RGB already benefits from a high degree of privacy thanks to the client-side validation design which hides information from blockchain observers, but to further improve it other features have been added to the protocol.
To have the receiver of a transfer gain extra privacy from the payer RGB uses blinded UTXOs as payment outpoints instead of plain UTXOs. This means that when a user wants to be paid, instead of sharing the UTXO where he wants to receive the assets, he will share it in a blinded format which consists in the hash of the concatenation between the UTXO and a random blinding secret. In this way, the payer does not know exactly where the assets went, and he cannot monitor when they will be spent in the future (which is something that the payer can always do with regular Bitcoin on-chain payments).
To prove during the spending phase that his UTXO is indeed the owner of certain assets, the sender needs to share with the receiver the blinding secret used to generate the blinded UTXO, so that during the validation phase it can be verified that the blinded UTXO that received the asset has been derived from the UTXO that is spending them.
Example of blinded UTXO:
Outpoint blinding secret: 8114079862469528952
Blinded outpoint: txob1kewrvnf8sjmarq65gv98lz2xrgxylpnlta8lc3p78fjxaw9qda4qkewlwr
In order to hide the amount values of each state transition from the transaction history of an asset, RGB implements a zero-knowledge mechanism developed by Blockstream called Bulletproof, which is an improved and more efficient version of Confidential Transactions already used in the Liquid sidechain. Thanks to Bulletproof, the user gains privacy from future asset owners that can see the transaction history while validating it. While they will be able to see all the UTXOs that previously owned an asset, they will not be able to see exactly which quantity has been transferred in each state transition (but thanks to the zk-proof they will still be able to verify that no hidden inflation ever happened at any point).

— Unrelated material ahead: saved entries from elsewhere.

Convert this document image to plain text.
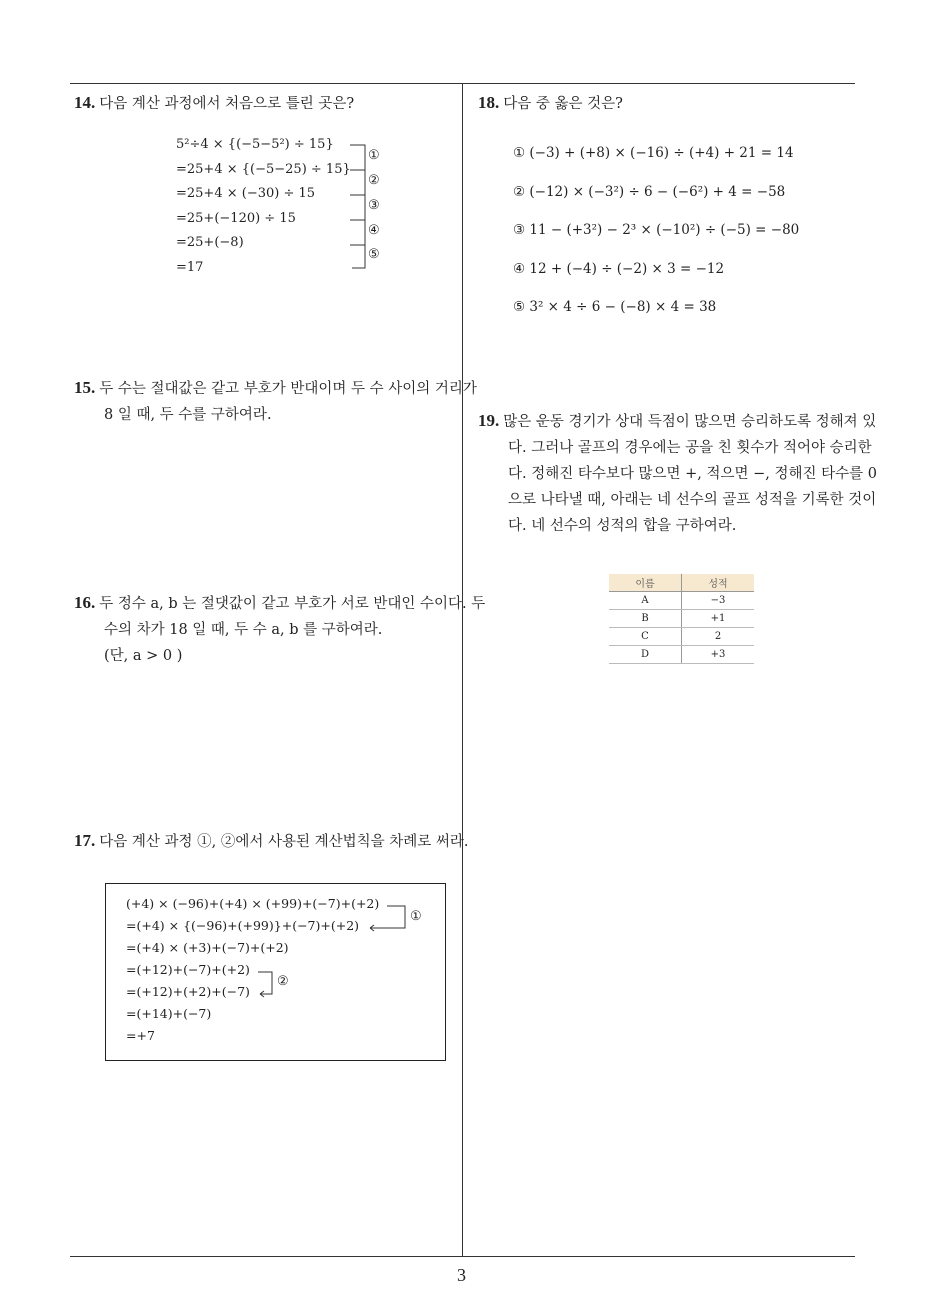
14. 다음 계산 과정에서 처음으로 틀린 곳은?
5²÷4 × {(−5−5²) ÷ 15}
=25+4 × {(−5−25) ÷ 15}
=25+4 × (−30) ÷ 15
=25+(−120) ÷ 15
=25+(−8)
=17
①
②
③
④
⑤
15. 두 수는 절대값은 같고 부호가 반대이며 두 수 사이의 거리가 8 일 때, 두 수를 구하여라.
16. 두 정수 a, b 는 절댓값이 같고 부호가 서로 반대인 수이다. 두 수의 차가 18 일 때, 두 수 a, b 를 구하여라.
(단, a > 0 )
17. 다음 계산 과정 ①, ②에서 사용된 계산법칙을 차례로 써라.
(+4) × (−96)+(+4) × (+99)+(−7)+(+2)
=(+4) × {(−96)+(+99)}+(−7)+(+2)
=(+4) × (+3)+(−7)+(+2)
=(+12)+(−7)+(+2)
=(+12)+(+2)+(−7)
=(+14)+(−7)
=+7
①
②
18. 다음 중 옳은 것은?
① (−3) + (+8) × (−16) ÷ (+4) + 21 = 14
② (−12) × (−3²) ÷ 6 − (−6²) + 4 = −58
③ 11 − (+3²) − 2³ × (−10²) ÷ (−5) = −80
④ 12 + (−4) ÷ (−2) × 3 = −12
⑤ 3² × 4 ÷ 6 − (−8) × 4 = 38
19. 많은 운동 경기가 상대 득점이 많으면 승리하도록 정해져 있다. 그러나 골프의 경우에는 공을 친 횟수가 적어야 승리한다. 정해진 타수보다 많으면 +, 적으면 −, 정해진 타수를 0으로 나타낼 때, 아래는 네 선수의 골프 성적을 기록한 것이다. 네 선수의 성적의 합을 구하여라.
이름	성적
A	−3
B	+1
C	2
D	+3
3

For an RGB transfer to be successful, the clients involved need to share with each other some data. Specifically, the sender needs to share with the receiver(s) the consignment, which is a data structure containing all the information needed to validate the transfer, including all the history of previous state transitions up the genesis contract.
RGB is agnostic about the communication channel used for this data sharing operation, and it can happen in many different ways. While potentially it would be possible to share consignment data even via pigeon carriers, more practical digital communication channels have been implemented in RGB software. Currently, there are two main ways to share data in RGB:
- RGB proxy server: a standardised HTTP JSON-RPC server where clients can upload and download data. A user can run his own proxy server, or use the server of a third party. Relying on a third party server has privacy and censorship implications, but not security ones.
The coordination over the choice of the communication channel to use happens over an invoice protocol, where the receiver provides one or more endpoints where the sender can upload the consignment data.